Le décret du 14 novembre 2014 relatif à l’obligation de certification des LAP et LAD (n° 2014-1359) n’a pas semblé émouvoir la communauté des professionnels de santé outre mesure.

 

Il comprend néanmoins une minuscule disposition qui pourrait mettre prescripteurs et pharmaciens dans l’embarras. L’article 3 dispose ainsi laconiquement : « L’article L5121-1-2 du code de la santé publique entre en vigueur le 1er janvier 2015 ».

 

Introduit dans le Code de la Santé Publique par la loi du 29 décembre 2011, l’article en question impose qu’à compter du 1er janvier 2015, toute prescription d’une spécialité pharmaceutique mentionne ses principes actifs en DCI. L’ordonnance « peut » également mentionner la dénomination de fantaisie de la spécialité, ce qui d’un point de vue légistique signifie que ce n’est pas une obligation. En légistique, l’utilisation de l’indicatif présent résonne comme un impératif, là où le verbe pouvoir introduit une simple faculté.

 

Où est le problème, donc ?

 

Un médicament est la propriété du laboratoire le fabricant. En principe, il décide donc librement du champ que couvrira l’autorisation de mise sur le marché demandée à l’Agence Nationale de Sécurité du Médicament (ANSM).

 

Dans la pratique, cela peut se traduire par deux médicaments reposant principalement sur le même principe actif, et donc ayant la même DCI, mais couvrant des indications distinctes.

 

Par exemple, la doxycycline est le principe actif :

 

  • du doxypalu, indiqué pour le « traitement prophylactique du paludisme du voyageur dans les zones d’endémie en cas de résistance, de contre-indication ou d’intolérance à la méfloquine » ;

 

  • de la Vibramycine, indiquée pour le traitement d’une grosse douzaine d’infections bactériennes, mais apparemment pas pour le paludisme.

 

Imaginons maintenant qu’un patient consulte son médecin en prévision d’un voyage dans une zone d’endémie.
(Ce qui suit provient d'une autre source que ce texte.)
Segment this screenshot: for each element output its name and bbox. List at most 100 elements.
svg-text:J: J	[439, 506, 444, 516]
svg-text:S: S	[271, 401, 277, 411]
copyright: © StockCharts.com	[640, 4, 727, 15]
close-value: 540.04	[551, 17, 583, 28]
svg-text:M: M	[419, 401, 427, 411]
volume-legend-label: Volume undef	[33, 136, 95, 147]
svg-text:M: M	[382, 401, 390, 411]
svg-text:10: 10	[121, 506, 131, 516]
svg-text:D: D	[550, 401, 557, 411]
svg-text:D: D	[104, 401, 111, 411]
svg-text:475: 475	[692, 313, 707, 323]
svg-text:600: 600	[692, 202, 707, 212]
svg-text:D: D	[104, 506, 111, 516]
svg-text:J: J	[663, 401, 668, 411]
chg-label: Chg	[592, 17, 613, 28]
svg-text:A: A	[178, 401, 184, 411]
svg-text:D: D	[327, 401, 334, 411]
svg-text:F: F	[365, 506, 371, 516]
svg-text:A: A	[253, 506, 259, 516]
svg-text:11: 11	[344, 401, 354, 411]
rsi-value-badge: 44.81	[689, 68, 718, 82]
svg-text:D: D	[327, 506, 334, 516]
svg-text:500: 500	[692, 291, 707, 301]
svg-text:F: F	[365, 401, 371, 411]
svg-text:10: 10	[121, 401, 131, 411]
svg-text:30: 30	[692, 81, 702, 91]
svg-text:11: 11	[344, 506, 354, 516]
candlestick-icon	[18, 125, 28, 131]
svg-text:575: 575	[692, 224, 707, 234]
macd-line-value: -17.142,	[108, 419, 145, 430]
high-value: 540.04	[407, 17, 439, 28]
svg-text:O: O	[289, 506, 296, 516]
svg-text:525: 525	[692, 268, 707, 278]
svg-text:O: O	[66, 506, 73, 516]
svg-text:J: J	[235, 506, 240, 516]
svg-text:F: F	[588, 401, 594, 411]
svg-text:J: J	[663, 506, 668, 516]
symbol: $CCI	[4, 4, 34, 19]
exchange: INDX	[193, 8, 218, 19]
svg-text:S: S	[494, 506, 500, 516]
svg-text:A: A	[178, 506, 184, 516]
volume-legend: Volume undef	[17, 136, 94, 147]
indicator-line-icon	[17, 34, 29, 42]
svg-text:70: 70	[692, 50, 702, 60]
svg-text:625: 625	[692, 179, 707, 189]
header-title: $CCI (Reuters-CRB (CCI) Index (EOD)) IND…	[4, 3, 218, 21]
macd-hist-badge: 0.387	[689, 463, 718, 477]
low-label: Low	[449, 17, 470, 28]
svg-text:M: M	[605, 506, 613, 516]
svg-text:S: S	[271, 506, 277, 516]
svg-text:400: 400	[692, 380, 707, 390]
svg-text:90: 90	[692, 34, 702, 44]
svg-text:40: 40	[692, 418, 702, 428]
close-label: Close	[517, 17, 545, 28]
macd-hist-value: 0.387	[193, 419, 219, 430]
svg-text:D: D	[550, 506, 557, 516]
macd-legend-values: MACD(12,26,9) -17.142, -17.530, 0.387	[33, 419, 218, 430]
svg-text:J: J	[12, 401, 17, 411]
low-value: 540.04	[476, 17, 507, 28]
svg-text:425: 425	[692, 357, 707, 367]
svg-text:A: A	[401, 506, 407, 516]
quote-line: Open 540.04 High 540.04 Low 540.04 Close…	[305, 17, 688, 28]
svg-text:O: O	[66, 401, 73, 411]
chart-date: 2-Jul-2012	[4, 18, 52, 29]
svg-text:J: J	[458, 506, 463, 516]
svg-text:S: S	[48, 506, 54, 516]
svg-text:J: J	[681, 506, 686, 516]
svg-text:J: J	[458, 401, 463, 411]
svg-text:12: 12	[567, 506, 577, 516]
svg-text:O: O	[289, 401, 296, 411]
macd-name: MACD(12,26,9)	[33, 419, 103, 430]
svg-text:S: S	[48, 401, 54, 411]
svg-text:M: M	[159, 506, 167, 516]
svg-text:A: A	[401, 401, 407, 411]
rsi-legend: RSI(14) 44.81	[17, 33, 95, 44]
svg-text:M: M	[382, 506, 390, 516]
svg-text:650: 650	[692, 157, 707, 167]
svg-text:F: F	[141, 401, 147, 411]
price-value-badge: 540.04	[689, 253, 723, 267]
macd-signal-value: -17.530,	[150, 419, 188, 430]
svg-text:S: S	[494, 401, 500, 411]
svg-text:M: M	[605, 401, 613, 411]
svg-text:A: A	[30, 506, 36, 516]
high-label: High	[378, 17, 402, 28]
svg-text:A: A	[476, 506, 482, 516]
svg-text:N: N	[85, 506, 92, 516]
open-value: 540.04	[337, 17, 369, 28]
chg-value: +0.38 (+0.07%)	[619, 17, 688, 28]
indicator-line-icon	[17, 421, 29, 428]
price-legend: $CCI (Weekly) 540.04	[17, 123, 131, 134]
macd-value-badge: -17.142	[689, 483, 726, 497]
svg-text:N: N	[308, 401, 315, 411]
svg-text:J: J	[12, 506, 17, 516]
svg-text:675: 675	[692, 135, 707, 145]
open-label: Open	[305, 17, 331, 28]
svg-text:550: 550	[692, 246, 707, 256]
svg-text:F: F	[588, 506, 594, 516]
Depuis le 1er janvier 2015, ce dernier doit libeller sa prescription en DCI et indiquer « doxycycline » en lieu et place du « doxypalu ».

 

Imaginons maintenant que notre patient arrive à l’officine et que le pharmacien lui délivre de la Vibramycine.

 

Quelque temps plus tard, petite visite de la Caisse pivot qui considère, au vu des autres spécialités prescrites, que la Vibramycine, du fait de son AMM, n’aurait pas dû être délivrée ou qu’elle aurait dû l’être avec la mention « Non Remboursable ».

 

Vous voyez les contours du problème se dessiner ?

 

Sommes-nous en présence d’une prescription hors AMM ? Stricto sensu, non. Le caractère hors AMM résultait ici de la délivrance d’une autre spécialité que celle initialement envisagée par le prescripteur.

 

Le produit pouvait-il être facturé à l’assurance maladie ? Le produit n’a pas été prescrit hors AMM, mais il a en revanche été délivré hors AMM. Une interprétation stricte des textes devrait donc logiquement conduire à une réponse négative.

 

Le prescripteur et/ou le pharmacien peuvent-ils se voir sanctionner ? Tout dépendra ici de la Caisse, mais dès lors qu’un produit a été délivré hors AMM, ce serait envisageable. Quant à une action en responsabilité civile à l’encontre des prescripteur et délivreur, elle pourrait être accueillie favorablement dès lors que la coopération entre les deux professionnels n’aura pas permis de délivrer au patient le bon produit.

 

Une solution peut-être ?

 

Oui, mettre ceinture et bretelle. En droit, le prescripteur n’est tenu de mentionner que les principes actifs en DCI. En pratique, il doit également spécifier le nom commercial de la spécialité qu’il a retenu pour traiter son patient. Certes, cela augmente la « charge de travail », mais ce doublonnage paraît indispensable pour garantir la sécurité juridique tant du prescripteur que du pharmacien.

 

En parallèle, il semble nécessaire également que les éditeurs de LAP élaborent une solution pour permettre à leurs utilisateurs d’utiliser leur logiciel en toute sécurité.